The relationship between α4β2-nicotinic acetylcholine receptor availability and brain arousal regulation as assessed by 2-[18F]F-A85380 PET and EEG following nicotine cessation in male individuals with nicotine dependence

Abstract

Background

While α4β2-nicotinic-acetylcholine-receptor (α4β2-nAChR) density has been linked to cognitive performance, it remains unclear whether nicotine’s cognitive-enhancing effect are mediated primarily through direct receptor action. An alternative view suggests that nicotine exerts its influence by stabilizing brain arousal, which can be assessed using electroencephalography (EEG). This study examines the relationship between changes in α4β2-nAChR availability and brain arousal regulation following nicotine cessation in nicotine-dependent males.

Methods

Ten nicotine-dependent male participants underwent assessments during continued smoking, 24-h, and 7-day nicotine cessation in counterbalanced sequences.

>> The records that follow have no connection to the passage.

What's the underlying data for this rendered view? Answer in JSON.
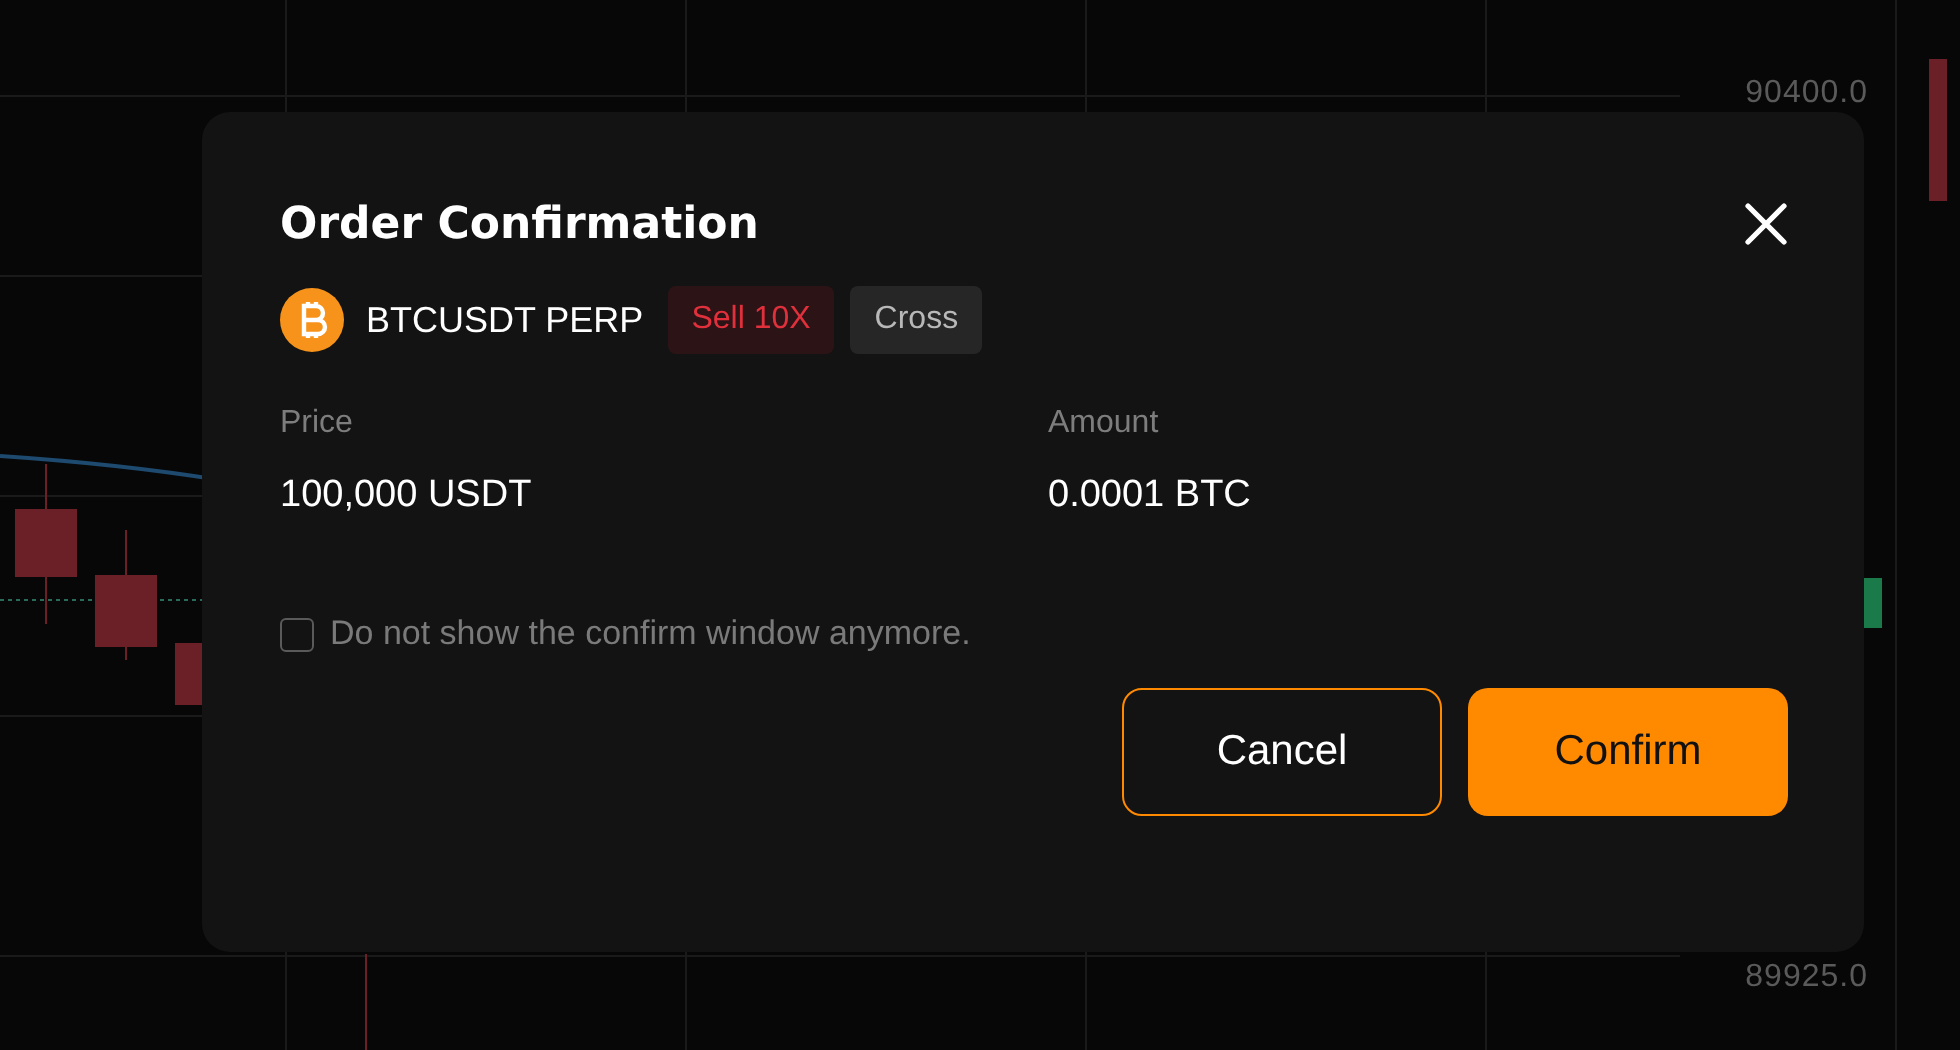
{
  "chart": {
    "price_labels": [
      "90400.0",
      "89925.0"
    ]
  },
  "dialog": {
    "title": "Order Confirmation",
    "symbol": "BTCUSDT PERP",
    "side_tag": {
      "label": "Sell 10X",
      "kind": "sell"
    },
    "margin_tag": "Cross",
    "fields": [
      {
        "label": "Price",
        "value": "100,000 USDT"
      },
      {
        "label": "Amount",
        "value": "0.0001 BTC"
      }
    ],
    "dont_show_again": {
      "label": "Do not show the confirm window anymore.",
      "checked": false
    },
    "buttons": [
      {
        "label": "Cancel",
        "kind": "secondary"
      },
      {
        "label": "Confirm",
        "kind": "primary"
      }
    ]
  }
}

The α4β2-nAChR availability was measured using positron emission tomography (PET) under continued smoking and after 7-day nicotine cessation. EEG-based algorithm assessed changes in brain arousal regulation.

Results

A 7-day nicotine cessation led to higher availability of α4β2-nAChR in male participants. Despite higher availability of α4β2-nAChR, nicotine cessation showed no significant effect on arousal stability score and EEG-vigilance score. The findings of exploratory analyses suggested a potential non-linear relationship between α4β2-nAChR availability and arousal regulation.

Conclusion

The findings may suggest that the brain arousal regulation in some of the male participants may become more instable following a 7-day smoking cessation despite increased α4β2-nAChR binding. However, this sample limits the generalizability, and further studies with larger cohorts are needed.